En audition, Flore, DRH, se confiait ainsi :
« J’étais en constant conflit de valeurs. Quand vous êtes quelqu’un qui aime bien les gens, c’est compliqué. Parce que comment gérer un plateau téléphonique, remplir des objectifs d’optimisation financière et, en même temps, respecter l’humain ? Moi, je me levais le matin, j’avais mal au dos, j’avais mal à la tête, enfin j’étais crevée, je faisais des cauchemars. Je ne vous dis pas le nombre de dimanches où, à partir de quinze heures, je me disais : « Mon Dieu, il va falloir y retourner demain, il va falloir mentir. » »
Et le nombre d’encadrants et d’employés qui m’ont raconté ça est phénoménal.
C’est un gâchis. C’est un gâchis humain. C’est un gâchis international, même.
« Bonjour monsieur, je vous appelle car nous avons une offre exceptionnelle à vous faire : une cuisine avec tous les équipements intégrés. » Pour me faire chauffer mes pizzas, ma cuisine me suffit. « Mais, d’où vous appelez ? », je demande. La dame me répond : « De Tunisie. » Je lui réponds : « Bon courage à vous et vive la Tunisie ! »

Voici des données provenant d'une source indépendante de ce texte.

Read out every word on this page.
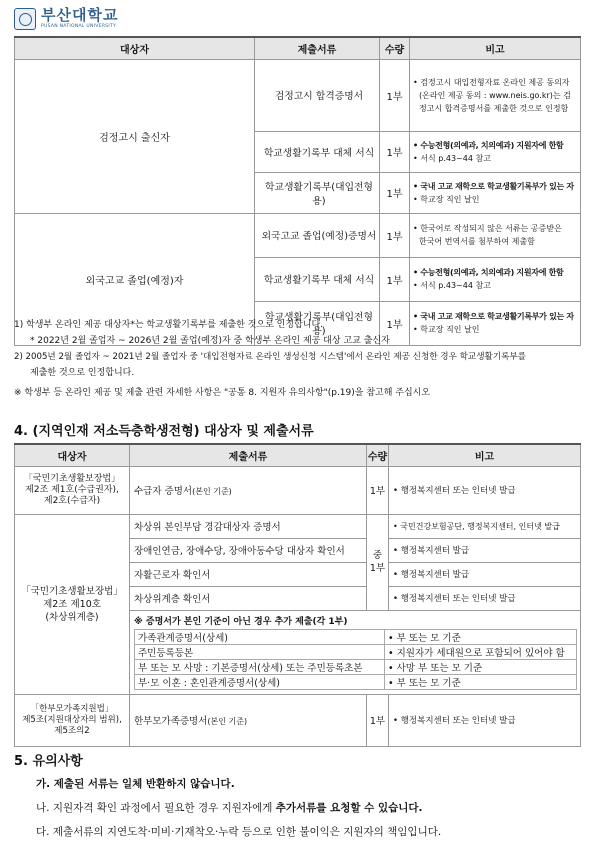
부산대학교
PUSAN NATIONAL UNIVERSITY
대상자	제출서류	수량	비고
검정고시 출신자	검정고시 합격증명서	1부	• 검정고시 대입전형자료 온라인 제공 동의자
(온라인 제공 동의 : www.neis.go.kr)는 검
정고시 합격증명서를 제출한 것으로 인정함

	학교생활기록부 대체 서식	1부	• 수능전형(의예과, 치의예과) 지원자에 한함
• 서식 p.43~44 참고

	학교생활기록부(대입전형용)	1부	• 국내 고교 재학으로 학교생활기록부가 있는 자
• 학교장 직인 날인

외국고교 졸업(예정)자	외국고교 졸업(예정)증명서	1부	• 한국어로 작성되지 않은 서류는 공증받은
한국어 번역서를 첨부하여 제출함

	학교생활기록부 대체 서식	1부	• 수능전형(의예과, 치의예과) 지원자에 한함
• 서식 p.43~44 참고

	학교생활기록부(대입전형용)	1부	• 국내 고교 재학으로 학교생활기록부가 있는 자
• 학교장 직인 날인
1) 학생부 온라인 제공 대상자*는 학교생활기록부를 제출한 것으로 인정합니다.
* 2022년 2월 졸업자 ~ 2026년 2월 졸업(예정)자 중 학생부 온라인 제공 대상 고교 출신자
2) 2005년 2월 졸업자 ~ 2021년 2월 졸업자 중 '대입전형자료 온라인 생성신청 시스템'에서 온라인 제공 신청한 경우 학교생활기록부를
제출한 것으로 인정합니다.
※ 학생부 등 온라인 제공 및 제출 관련 자세한 사항은 "공통 8. 지원자 유의사항"(p.19)을 참고해 주십시오
4. (지역인재 저소득층학생전형) 대상자 및 제출서류
대상자	제출서류	수량	비고

「국민기초생활보장법」
제2조 제1호(수급권자),
제2호(수급자)
	수급자 증명서(본인 기준)	1부	• 행정복지센터 또는 인터넷 발급

「국민기초생활보장법」
제2조 제10호
(차상위계층)
	차상위 본인부담 경감대상자 증명서	
중
1부
	• 국민건강보험공단, 행정복지센터, 인터넷 발급
장애인연금, 장애수당, 장애아동수당 대상자 확인서	• 행정복지센터 발급
자활근로자 확인서	• 행정복지센터 발급
차상위계층 확인서	• 행정복지센터 또는 인터넷 발급

※ 증명서가 본인 기준이 아닌 경우 추가 제출(각 1부)
가족관계증명서(상세)	• 부 또는 모 기준
주민등록등본	• 지원자가 세대원으로 포함되어 있어야 함
부 또는 모 사망 : 기본증명서(상세) 또는 주민등록초본	• 사망 부 또는 모 기준
부·모 이혼 : 혼인관계증명서(상세)	• 부 또는 모 기준

「한부모가족지원법」
제5조(지원대상자의 범위),
제5조의2
	한부모가족증명서(본인 기준)	1부	• 행정복지센터 또는 인터넷 발급
5. 유의사항
가. 제출된 서류는 일체 반환하지 않습니다.
나. 지원자격 확인 과정에서 필요한 경우 지원자에게 추가서류를 요청할 수 있습니다.
다. 제출서류의 지연도착·미비·기재착오·누락 등으로 인한 불이익은 지원자의 책임입니다.
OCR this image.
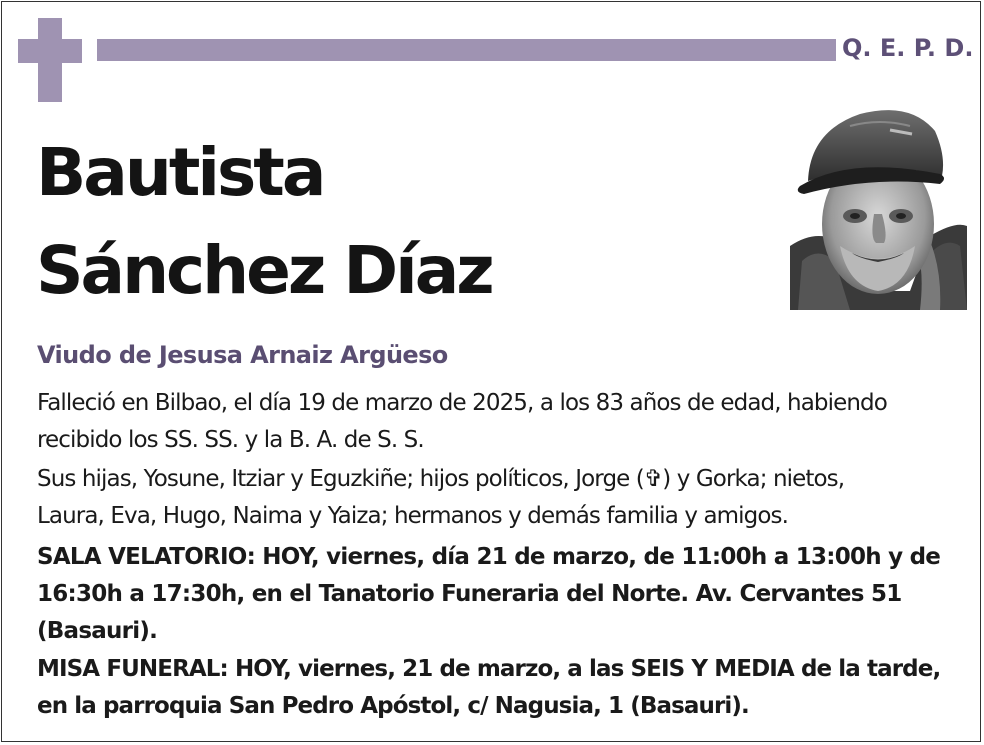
Q. E. P. D.
Bautista
Sánchez Díaz
Viudo de Jesusa Arnaiz Argüeso
Falleció en Bilbao, el día 19 de marzo de 2025, a los 83 años de edad, habiendo
recibido los SS. SS. y la B. A. de S. S.
Sus hijas, Yosune, Itziar y Eguzkiñe; hijos políticos, Jorge (✞) y Gorka; nietos,
Laura, Eva, Hugo, Naima y Yaiza; hermanos y demás familia y amigos.
SALA VELATORIO: HOY, viernes, día 21 de marzo, de 11:00h a 13:00h y de
16:30h a 17:30h, en el Tanatorio Funeraria del Norte. Av. Cervantes 51
(Basauri).
MISA FUNERAL: HOY, viernes, 21 de marzo, a las SEIS Y MEDIA de la tarde,
en la parroquia San Pedro Apóstol, c/ Nagusia, 1 (Basauri).
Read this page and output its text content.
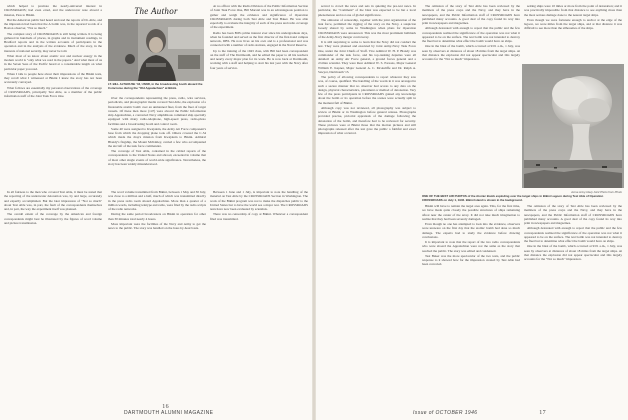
which helped to promote the nearly-universal interest in CROSSROADS; had even erred, and the undercover note aboard a mission, Pass to Bikini.

But the American public had heard and read the reports of Dr. Able, and the impression had been that the A bomb was, in the reported words of a Boston observer, "Not so much."

The complex story of CROSSROADS is still being written. It is being gathered in hundreds of places, in graphs and in instrument readings, in Bradford reports and in the written accounts of participants in the operation and in the analysis of the evidence. Much of the story, in the interests of national security, may never be told.

What most of us know about atomic war and nuclear energy in the modern world is "only what we read in the papers." And what most of us in the Seven Seas of the Pacific heard at a considerable length on what particular paper you read.

When I talk to people here about their impressions of the Bikini tests, they recall what I witnessed at Bikini I knew the story has not been accurately conveyed.

What follows are essentially my personal observations of the coverage of CROSSROADS, principally Test Able, as a member of the public information staff of the Joint Task Force One.

The Author
LT. BILL ALTHOUSE '43, USNR, in the broadcasting booth aboard the Comcruise during the "Old Appalachian" at Bikini.

Over the correspondents representing the press, radio, wire services, periodicals, and photographic media covered Test Able, the explosion of a fissionable atomic bomb over an unmanned fleet, from the fleet of target vessels. Of these men more (147) were aboard the Public Information ship Appalachian, a converted Navy amphibious command ship specially equipped with many radio-telephone, high-speed press, radio-photo facilities and a broadcasting booth and control room.

Some 40 were assigned to Kwajalein, the Army Air Force component's base from which the dropping plane took off. Others covered the C-54 which made the drop's mission from Kwajalein to Bikini. Admiral Blandy's flagship, the Mount McKinley, carried a few who accompanied the aircraft of the task force commander.

The coverage of Test Able, contained in the cabled reports of the correspondents to the United States and abroad, exceeded in volume that of most other single events of world-wide significance. Nevertheless, the story has been widely misunderstood.

At no officer with the Radio Division of the Public Information Section of Joint Task Force One, Bill Marsial was in an advantageous position to gather and weigh the evidence and significance of Operation CROSSROADS during both Test Able and Test Baker. He was able especially to evaluate the integrity of each of the press and radio coverage of the experiment.

Radio has been Bill's prime interest ever since his undergraduate days, when he founded and served as the first director of the first-band campus network, DBS. He now lives on his own and is a professional and was connected with a number of radio stations, engaged in the Naval Reserve.

Up to the training of the 1943 class, with Bill had been correspondent on the staff of The Dartmouth, and he edited the paper to all his teachers and nearly every major plan for its work. He is now back at Dartmouth, working with a staff and helping to start his last year with the Navy after four years of service.

In all fairness to the men who covered Test Able, it must be stated that the reporting of the underwater detonation was, by and large, accurately and expertly accomplished. But the later impression of "Not so much" about Test Able was, in part, the fault of the correspondents themselves and, in part, the way the experiment itself was planned.

The overall extent of the coverage by the American and foreign correspondents might best be illustrated by the figures of word volume and picture transmission.

The word volume transmitted from Bikini, between 1 May and 30 July, was close to a million and a half, much of which was transmitted directly in the press radio room aboard Appalachian. More than a quarter of a million words, including teletype and radio, were filed by the radio scripts of the radio networks.

During the same period broadcasters on Bikini in operation for other than 30 minutes total nearly 4 hours.

More important were the facilities of the Navy and Army to get the news to the public. The story was handled on the hour-by-hour basis.

Between 1 June and 1 July, is important to note the handling of the material on Test Able by the CROSSROADS Section in Washington. The work of the Bikini program was not to make the dispatches public to the United States but to have the world see a major test. The CROSSROADS tests have now been evaluated by scientists.

There was no censorship of copy at Bikini. Whatever a correspondent filed was transmitted.

16
DARTMOUTH ALUMNI MAGAZINE

served to crowd the news and sets in quieting the pre-test news. In particular, the "Comment" of the blast was expected to be but a local phenomenon and not one of global significance.

The omission of censorship, together with the joint organization of the task force, permitted the rigging of the story on the Navy, a suspicion loosely shared by some in Washington when plans for Operation CROSSROADS were announced. This was the most prominent hallmark of the Army-Navy merger controversy.

It is still surprising to some to learn that the Navy did not conduct the test. They were planned and executed by Joint Army-Navy Task Force One, under the Joint Chiefs of Staff. Vice Admiral W. H. P. Blandy was commander of the task force, and his top-ranking deputies were all detailed: an Army Air Force general, a ground forces general and a civilian scientist. They were Rear Admiral W. S. Parsons, Major General William E. Kepner, Major General A. C. McAuliffe and Dr. Ralph A. Sawyer, Dartmouth '13.

The policy of allowing correspondents to report whatever they saw was, of course, qualified. The handling of the words in it was arranged in such a secure manner that no observer had access to any data on the design, physical characteristics, placement or method of detonation. Very few of the press participants in CROSSROADS gained any knowledge about the bomb or its operation before the scenes were actually split in the moment full of Bikini.

Although copy was not reviewed, all photography was subject to review at Bikini or in Washington before general release. Photographs provided precise, pictorial appraisals of the damage following the detonation of the bomb, and therefore had to be reviewed for security. These pictures were at Bikini those that the motion pictures and still photographs released after the test gave the public a faithful and exact impression of what occurred.

The omission of the story of Test Able has been reviewed by the members of the press corps and the Navy, and they have in the newspapers, and the Public Information staff of CROSSROADS have published many accounts. A good deal of the copy found its way into print in newspapers and magazines.

Although detonated with enough to report that the public and the few correspondents realized the significance of the operation was not what it appeared to be on the surface. The test bomb was not intended to destroy the fleet but to determine what effect the bomb would have on ships.

One in the blast of the bomb, which occurred at 9:01 a.m., 1 July, was seen by observers at distances of about 18 miles from the target ships. At that distance the explosion did not appear spectacular and this largely accounts for the "Not so much" impression.

setting ships were 10 miles or more from the point of detonation; and it was practically impossible from that distance to see anything more than the most serious damage done to the nearest target ships.

Even though we were fortunate enough to anchor at the edge of the lagoon, we were miles from the target ships, and at that distance it was difficult to see more than the silhouettes of the ships.

Acme Army-Navy Joint Photo from Photo
ONE OF THE BEST AIR PHOTOS of the Atomic Bomb exploding over the target ships in Bikini Lagoon during Test Able of Operation CROSSROADS on July 1, 1946. Bikini Island is shown in the background.

Bikini will have to remain the target area again. This, for the first time, we have made quite closely the possible structures of ships remaining afloat near the center of the array. It did not take much imagination to realize that they had been severely damaged.

Even though no one has attempted to look into the evidence, observers were unaware on the first day that the atomic bomb had done so much damage. The experts had to study the evidence before drawing conclusions.

It is important to note that the report of the two radio correspondents who were aboard the Appalachian were not the same as the story that reached the public. The story was edited and condensed.

Test Baker was the more spectacular of the two tests, and the public response to it showed how far the impression created by Test Able had been corrected.

The omission of the story of Test Able has been reviewed by the members of the press corps and the Navy, and they have in the newspapers, and the Public Information staff of CROSSROADS have published many accounts. A good deal of the copy found its way into print in newspapers and magazines.

Although detonated with enough to report that the public and the few correspondents realized the significance of the operation was not what it appeared to be on the surface. The test bomb was not intended to destroy the fleet but to determine what effect the bomb would have on ships.

One in the blast of the bomb, which occurred at 9:01 a.m., 1 July, was seen by observers at distances of about 18 miles from the target ships. At that distance the explosion did not appear spectacular and this largely accounts for the "Not so much" impression.

Issue of OCTOBER 1946	17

Avec les centres d’appel délocalisés, nous assistons à un véritable gâchis, donc, de l’élite de ces pays, du Maghreb ou de l’Afrique noire, de cette jeunesse diplômée prête à aller enseigner dans les campagnes et à gérer des hôpitaux. Que lui fait-on faire ? Vendre à distance du foie gras, des forfaits téléphoniques et des monte-escaliers. Au lieu de lui faire bâtir un monde meilleur au pays, on lui fait faire un boulot inutile, voire nuisible ; un boulot de larbin, qui consiste à nous refiler des gadgets. C’est un saccage de la matière grise la plus qualifiée des pays du Sud. Un autre développement est possible, une véritable coopération.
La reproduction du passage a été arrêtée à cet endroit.